Two English Girls
Directed by Francois Truffaut
Written by Francois Truffaut and Jean Gruault from a novel by Henri-Pierre Roche
1971/France
IMDb page
Repeat viewing/Criterion Channel
Claude Roc: I’d rather not be between you, I’d like to be able to look at both of you.
Truffaut looks at a love triangle from the distaff side. It’s pretty but it’s no Jules and Jim (1962).
The film is set in France and Wales at the turn of the last century. Young Frenchman Claude (Jean-Pierre Leaud) is an aspiring writer an a bit of a bon vivant. He meets Ann (Kika Markham), an attractive and sensitive English woman. Claude is smitten with Anne immediately. She invites him to the estate of her mother and younger sister Muriel (Stacey Tendeter) in Wales. Muriel has an eye condition that troubles her sporadically through the movie. The three young people have fun together. Anne pushes Claude into the arms of Muriel. Mother suggests the couple take a year separation and see how they feel about a marriage then.
Claude returns to Paris and within six months is living the high life with multiple mistresses.

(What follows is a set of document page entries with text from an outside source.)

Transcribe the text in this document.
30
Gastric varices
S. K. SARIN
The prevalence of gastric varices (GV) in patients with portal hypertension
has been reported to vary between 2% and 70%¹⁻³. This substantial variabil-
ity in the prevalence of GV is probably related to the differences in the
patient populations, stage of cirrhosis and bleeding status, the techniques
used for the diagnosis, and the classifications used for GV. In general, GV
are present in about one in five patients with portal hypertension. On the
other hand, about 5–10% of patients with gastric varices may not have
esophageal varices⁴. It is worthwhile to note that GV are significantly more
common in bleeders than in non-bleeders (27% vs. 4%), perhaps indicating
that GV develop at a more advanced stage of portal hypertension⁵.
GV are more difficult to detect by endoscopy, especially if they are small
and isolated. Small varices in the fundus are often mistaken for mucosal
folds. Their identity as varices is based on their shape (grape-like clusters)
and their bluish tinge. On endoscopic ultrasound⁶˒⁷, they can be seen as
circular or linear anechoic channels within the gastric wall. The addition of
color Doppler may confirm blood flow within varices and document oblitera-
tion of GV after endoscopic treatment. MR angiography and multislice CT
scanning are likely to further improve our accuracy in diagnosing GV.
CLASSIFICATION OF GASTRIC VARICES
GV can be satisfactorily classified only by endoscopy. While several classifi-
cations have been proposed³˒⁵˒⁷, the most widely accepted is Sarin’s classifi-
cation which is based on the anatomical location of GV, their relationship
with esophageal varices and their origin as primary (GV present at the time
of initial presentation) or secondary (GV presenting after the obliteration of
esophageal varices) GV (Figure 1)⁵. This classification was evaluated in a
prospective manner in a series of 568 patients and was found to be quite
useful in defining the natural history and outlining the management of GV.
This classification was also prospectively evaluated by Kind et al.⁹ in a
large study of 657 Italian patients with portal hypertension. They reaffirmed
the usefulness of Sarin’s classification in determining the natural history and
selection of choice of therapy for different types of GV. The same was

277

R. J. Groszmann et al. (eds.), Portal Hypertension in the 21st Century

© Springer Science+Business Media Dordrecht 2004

He breaks off the engagement. Later Claude runs into Anne who is now an aspiring sculptor. They hook up but what about Muriel? What about Anne? What about poor Claude?
First, the good and there’s quite a bit of it. Truffaut and Nestor Almendros create scenes of luminous beauty, the cast is wonderful, and so is the Georges Delerue score. The story explores religious and sexual attitudes of the period, sisterly love, guilt, and a host of other themes. But for me it seemed like Jules and Jim, with the two ladies subbing for the gents and Leaud as the object of desire. The film lacks the sheer energy and playfulness that helped to make the earlier love-triangle melodrama a true classic. I hate it when people can’t make up their minds and kind of torture each other for years. If you are not an old curmudgeon you might like this film.